Le point final doit aussi être apporté aux règles de sécurité. Elles doivent comporter des dispositions claires concernant l’inspection de maisons imprimées en 3D et des règles s’appliquant aux méthodes de construction. M. Salet avertit que si des constructeurs inexpérimentés et négligents ont accès à des imprimantes, leurs structures sont susceptibles de s’effondrer.

«Il faut s’assurer que les liaisons entre les couches sont suffisamment solides et vous avez besoin de bonnes connaissances pour cela», indique-t-il. «Je crains que quelqu’un n’achète une imprimante, décide de construire un pont et attende trop longtemps entre deux couches, ce qui fragilise les liaisons. Un accident éclabousserait tout le secteur du béton et du numérique.»

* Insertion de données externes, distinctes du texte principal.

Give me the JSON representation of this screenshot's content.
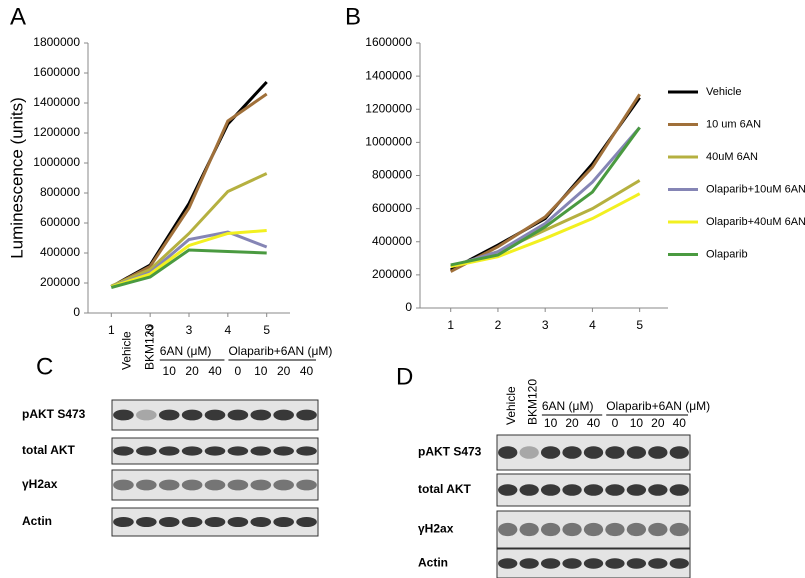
{
  "chart_data": [
    {
      "type": "line",
      "panel": "A",
      "ylabel": "Luminescence (units)",
      "x": [
        1,
        2,
        3,
        4,
        5
      ],
      "xlim": [
        0.4,
        5.6
      ],
      "xticks": [
        1,
        2,
        3,
        4,
        5
      ],
      "ylim": [
        0,
        1800000
      ],
      "yticks": [
        0,
        200000,
        400000,
        600000,
        800000,
        1000000,
        1200000,
        1400000,
        1600000,
        1800000
      ],
      "series": [
        {
          "color": "#000000",
          "values": [
            175000,
            320000,
            730000,
            1260000,
            1540000
          ]
        },
        {
          "color": "#a0703a",
          "values": [
            175000,
            310000,
            700000,
            1280000,
            1460000
          ]
        },
        {
          "color": "#b5b040",
          "values": [
            180000,
            290000,
            530000,
            810000,
            930000
          ]
        },
        {
          "color": "#8585b5",
          "values": [
            175000,
            270000,
            490000,
            540000,
            440000
          ]
        },
        {
          "color": "#f2f020",
          "values": [
            175000,
            260000,
            450000,
            530000,
            550000
          ]
        },
        {
          "color": "#4a9a40",
          "values": [
            170000,
            240000,
            420000,
            410000,
            400000
          ]
        }
      ]
    },
    {
      "type": "line",
      "panel": "B",
      "x": [
        1,
        2,
        3,
        4,
        5
      ],
      "xlim": [
        0.35,
        5.6
      ],
      "xticks": [
        1,
        2,
        3,
        4,
        5
      ],
      "ylim": [
        0,
        1600000
      ],
      "yticks": [
        0,
        200000,
        400000,
        600000,
        800000,
        1000000,
        1200000,
        1400000,
        1600000
      ],
      "series": [
        {
          "name": "Vehicle",
          "color": "#000000",
          "values": [
            230000,
            380000,
            540000,
            870000,
            1270000
          ]
        },
        {
          "name": "10 um 6AN",
          "color": "#a0703a",
          "values": [
            220000,
            370000,
            550000,
            850000,
            1290000
          ]
        },
        {
          "name": "40uM 6AN",
          "color": "#b5b040",
          "values": [
            250000,
            340000,
            470000,
            600000,
            770000
          ]
        },
        {
          "name": "Olaparib+10uM 6AN",
          "color": "#8585b5",
          "values": [
            250000,
            340000,
            510000,
            760000,
            1090000
          ]
        },
        {
          "name": "Olaparib+40uM 6AN",
          "color": "#f2f020",
          "values": [
            250000,
            310000,
            420000,
            540000,
            690000
          ]
        },
        {
          "name": "Olaparib",
          "color": "#4a9a40",
          "values": [
            260000,
            320000,
            490000,
            700000,
            1090000
          ]
        }
      ]
    }
  ],
  "blots": [
    {
      "panel": "C",
      "lanes": [
        "Vehicle",
        "BKM120"
      ],
      "groups": [
        {
          "title": "6AN (μM)",
          "doses": [
            10,
            20,
            40
          ]
        },
        {
          "title": "Olaparib+6AN (μM)",
          "doses": [
            0,
            10,
            20,
            40
          ]
        }
      ],
      "rows": [
        "pAKT S473",
        "total AKT",
        "γH2ax",
        "Actin"
      ]
    },
    {
      "panel": "D",
      "lanes": [
        "Vehicle",
        "BKM120"
      ],
      "groups": [
        {
          "title": "6AN (μM)",
          "doses": [
            10,
            20,
            40
          ]
        },
        {
          "title": "Olaparib+6AN (μM)",
          "doses": [
            0,
            10,
            20,
            40
          ]
        }
      ],
      "rows": [
        "pAKT S473",
        "total AKT",
        "γH2ax",
        "Actin"
      ]
    }
  ]
}
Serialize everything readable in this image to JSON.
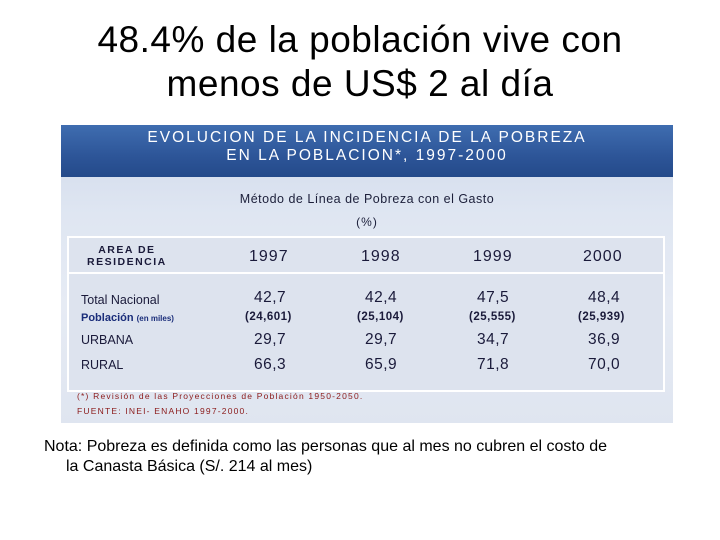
{
  "title": {
    "line1": "48.4% de la población vive con",
    "line2": "menos de US$ 2 al día"
  },
  "figure": {
    "banner_line1": "EVOLUCION DE LA INCIDENCIA DE LA POBREZA",
    "banner_line2": "EN LA POBLACION*, 1997-2000",
    "subtitle": "Método de Línea de Pobreza con el Gasto",
    "unit": "(%)",
    "table": {
      "area_header_line1": "AREA DE",
      "area_header_line2": "RESIDENCIA",
      "years": [
        "1997",
        "1998",
        "1999",
        "2000"
      ],
      "rows": [
        {
          "label": "Total Nacional",
          "values": [
            "42,7",
            "42,4",
            "47,5",
            "48,4"
          ]
        },
        {
          "label": "Población",
          "label_sub": "(en miles)",
          "values": [
            "(24,601)",
            "(25,104)",
            "(25,555)",
            "(25,939)"
          ]
        },
        {
          "label": "URBANA",
          "values": [
            "29,7",
            "29,7",
            "34,7",
            "36,9"
          ]
        },
        {
          "label": "RURAL",
          "values": [
            "66,3",
            "65,9",
            "71,8",
            "70,0"
          ]
        }
      ]
    },
    "footnote1": "(*) Revisión de las Proyecciones de Población 1950-2050.",
    "footnote2": "FUENTE: INEI- ENAHO 1997-2000."
  },
  "note": {
    "line1": "Nota: Pobreza es definida como las personas que al mes no cubren el costo de",
    "line2": "la Canasta Básica (S/. 214 al mes)"
  },
  "colors": {
    "banner": "#2d5598",
    "panel": "#dde3ee",
    "footnote": "#8b1a1a",
    "population_label": "#1a2d7a"
  }
}
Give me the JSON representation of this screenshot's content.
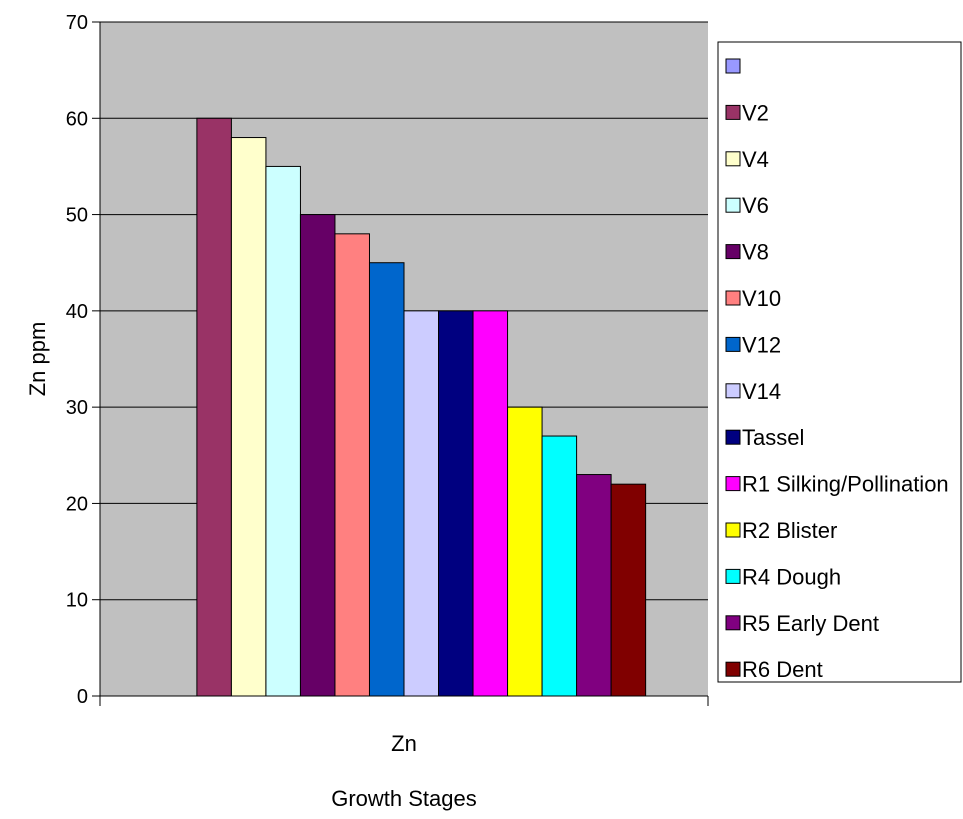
{
  "chart_data": {
    "type": "bar",
    "title": "",
    "xlabel": "Growth Stages",
    "ylabel": "Zn ppm",
    "ylim": [
      0,
      70
    ],
    "yticks": [
      0,
      10,
      20,
      30,
      40,
      50,
      60,
      70
    ],
    "grid": true,
    "legend_position": "right",
    "categories": [
      "Zn"
    ],
    "series": [
      {
        "name": "",
        "values": [
          0
        ],
        "color": "#9999ff"
      },
      {
        "name": "V2",
        "values": [
          60
        ],
        "color": "#993366"
      },
      {
        "name": "V4",
        "values": [
          58
        ],
        "color": "#ffffcc"
      },
      {
        "name": "V6",
        "values": [
          55
        ],
        "color": "#ccffff"
      },
      {
        "name": "V8",
        "values": [
          50
        ],
        "color": "#660066"
      },
      {
        "name": "V10",
        "values": [
          48
        ],
        "color": "#ff8080"
      },
      {
        "name": "V12",
        "values": [
          45
        ],
        "color": "#0066cc"
      },
      {
        "name": "V14",
        "values": [
          40
        ],
        "color": "#ccccff"
      },
      {
        "name": "Tassel",
        "values": [
          40
        ],
        "color": "#000080"
      },
      {
        "name": "R1 Silking/Pollination",
        "values": [
          40
        ],
        "color": "#ff00ff"
      },
      {
        "name": "R2 Blister",
        "values": [
          30
        ],
        "color": "#ffff00"
      },
      {
        "name": "R4 Dough",
        "values": [
          27
        ],
        "color": "#00ffff"
      },
      {
        "name": "R5 Early Dent",
        "values": [
          23
        ],
        "color": "#800080"
      },
      {
        "name": "R6 Dent",
        "values": [
          22
        ],
        "color": "#800000"
      }
    ],
    "plot_background": "#c0c0c0"
  }
}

Des progrès vont toutefois dans le bon sens. M. Ballard, par exemple, travaille avec des contrôleurs, des assureurs et des agences fédérales de prêt immobilier aux USA qui ont tous voix au chapitre pour que les maisons imprimées deviennent une option reconnue pour les acheteurs potentiels. «Ils ont besoin d’un peu de temps pour s’habituer à l’idée», déclare-t-il. «Mais je pense qu’ils se rendront à l’évidence qu’une structure construite de manière conventionnelle ne peut pas apporter la preuve qu’elle est aussi solide que les nôtres.»